Even if we were to conclude that counsel’s strategy of being completely candid about Bowers’ prior record was somehow reasonable, counsel’s execution of the strategy defeated the intent. The plan was that Bowers’ candor regarding these prior convictions would impress the jury to *1202such an extent that it would accept the remainder of his testimony at trial as true. However, because counsel did not properly prepare for the examination by determining all the details prior to trial, he created the opposite perception. At the outset of the direct examination, the jury watched as counsel asked Bowers about his prior convictions. At the end of Bowers’ direct examination, the prosecutor requested a bench conference. Following this bench conference, counsel came back to ask Bowers additional questions regarding his criminal record, eliciting that Bowers also had been convicted on concealed weapons charges and had been sentenced as a habitual offender. Because counsel did not set forth for the jury Bowers’ complete criminal history in his attempt to make Bowers appear candid, he actually made it appear as if Bowers intentionally had tried to omit this additional information. Additionally, trial counsel inquired about the jail time and probation that Bowers had served but did not ask about prison time. By allowing this information to be introduced on cross-examination, rather than on direct examination, counsel created the perception that Bowers was not totally forthcoming about his prior history.

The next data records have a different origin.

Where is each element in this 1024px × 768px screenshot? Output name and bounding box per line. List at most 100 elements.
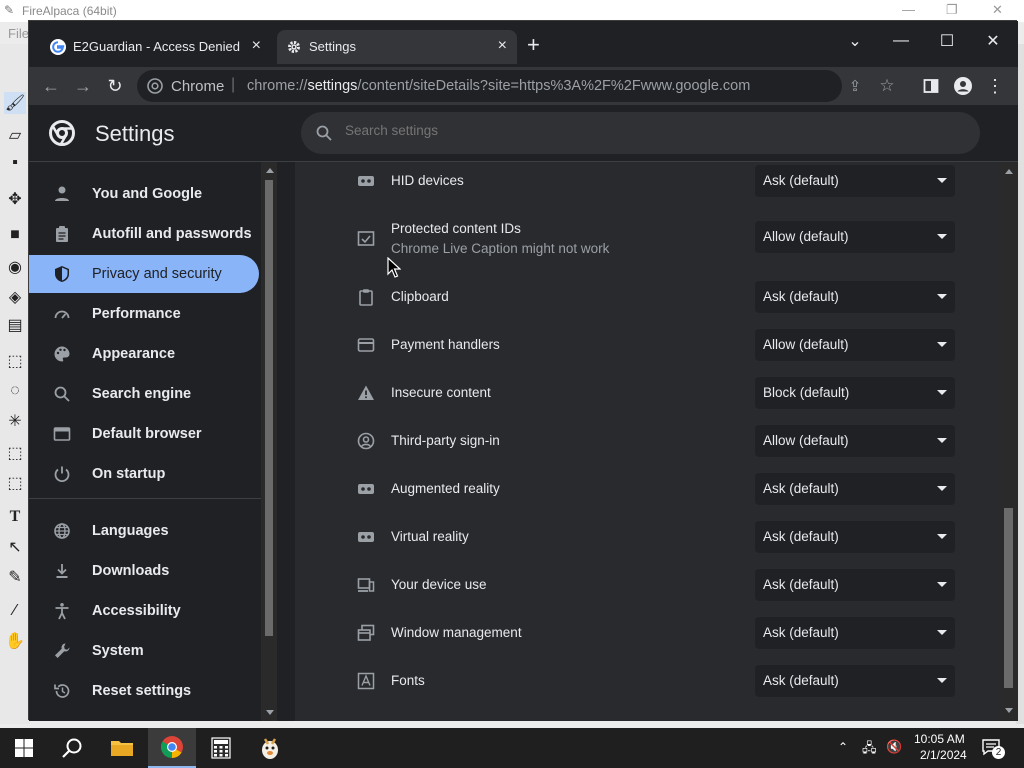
sidebar-item-downloads[interactable]: Downloads [29, 552, 259, 590]
background-app-title: FireAlpaca (64bit) [22, 4, 117, 18]
permission-label: Augmented reality [391, 481, 500, 496]
permission-select[interactable]: Ask (default) [755, 617, 955, 649]
start-button[interactable] [0, 728, 48, 768]
permission-row-device-use: Your device use Ask (default) [295, 565, 1002, 613]
lasso-tool-icon[interactable]: ◌ [4, 380, 26, 402]
gamepad-tool-icon[interactable]: ◉ [4, 256, 26, 278]
select-eraser-icon[interactable]: ⬚ [4, 472, 26, 494]
scroll-up-arrow-icon[interactable] [1005, 169, 1013, 174]
back-icon[interactable]: ← [39, 74, 63, 98]
tab-settings[interactable]: Settings × [277, 30, 517, 64]
taskbar-file-explorer[interactable] [98, 728, 146, 768]
address-bar[interactable]: Chrome | chrome://settings/content/siteD… [137, 70, 895, 102]
minimize-icon[interactable]: — [886, 27, 916, 55]
permission-select[interactable]: Allow (default) [755, 425, 955, 457]
main-scroll-thumb[interactable] [1004, 508, 1013, 688]
permission-value: Ask (default) [763, 481, 839, 496]
permission-select[interactable]: Ask (default) [755, 473, 955, 505]
sidebar-item-you-and-google[interactable]: You and Google [29, 175, 259, 213]
permission-select[interactable]: Ask (default) [755, 665, 955, 697]
settings-search[interactable] [301, 112, 980, 154]
permission-sublabel: Chrome Live Caption might not work [391, 241, 610, 256]
sidebar-scroll-thumb[interactable] [265, 180, 273, 636]
network-icon[interactable]: 🖧 [862, 739, 877, 761]
sidebar-item-system[interactable]: System [29, 632, 259, 670]
select-tool-icon[interactable]: ⬚ [4, 350, 26, 372]
more-menu-icon[interactable]: ⋮ [983, 74, 1007, 98]
sidebar-item-reset[interactable]: Reset settings [29, 672, 259, 710]
permission-value: Ask (default) [763, 289, 839, 304]
select-pen-icon[interactable]: ⬚ [4, 442, 26, 464]
card-icon [357, 338, 375, 352]
brush-tool-icon[interactable]: 🖌 [4, 92, 26, 114]
scroll-down-arrow-icon[interactable] [266, 710, 274, 715]
dropdown-caret-icon [937, 486, 947, 491]
magic-wand-icon[interactable]: ✳ [4, 410, 26, 432]
profile-icon[interactable] [951, 74, 975, 98]
hand-tool-icon[interactable]: ✋ [4, 630, 26, 652]
sidebar-scrollbar[interactable] [261, 162, 277, 721]
sidebar-item-autofill[interactable]: Autofill and passwords [29, 215, 259, 253]
sidebar-item-privacy[interactable]: Privacy and security [29, 255, 259, 293]
taskbar-calculator[interactable] [197, 728, 245, 768]
sidebar-item-performance[interactable]: Performance [29, 295, 259, 333]
forward-icon[interactable]: → [71, 74, 95, 98]
permission-select[interactable]: Block (default) [755, 377, 955, 409]
permission-select[interactable]: Ask (default) [755, 521, 955, 553]
permission-row-virtual-reality: Virtual reality Ask (default) [295, 517, 1002, 565]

As such, we conclude that counsel’s strategy to bolster his client’s credibility with candor was “patently unreasonable.” See Light, 796 So.2d at 616. Accordingly, Bowers has demonstrated ineffective assistance of counsel under Strickland, 466 U.S. 668, 104 S.Ct. 2052, 80 L.Ed.2d 674, and is entitled to his requested postconviction relief.
Reversed and remanded for a new trial.
SILBERMAN, J., and THREADGILL, EDWARD F., Senior Judge, Concur.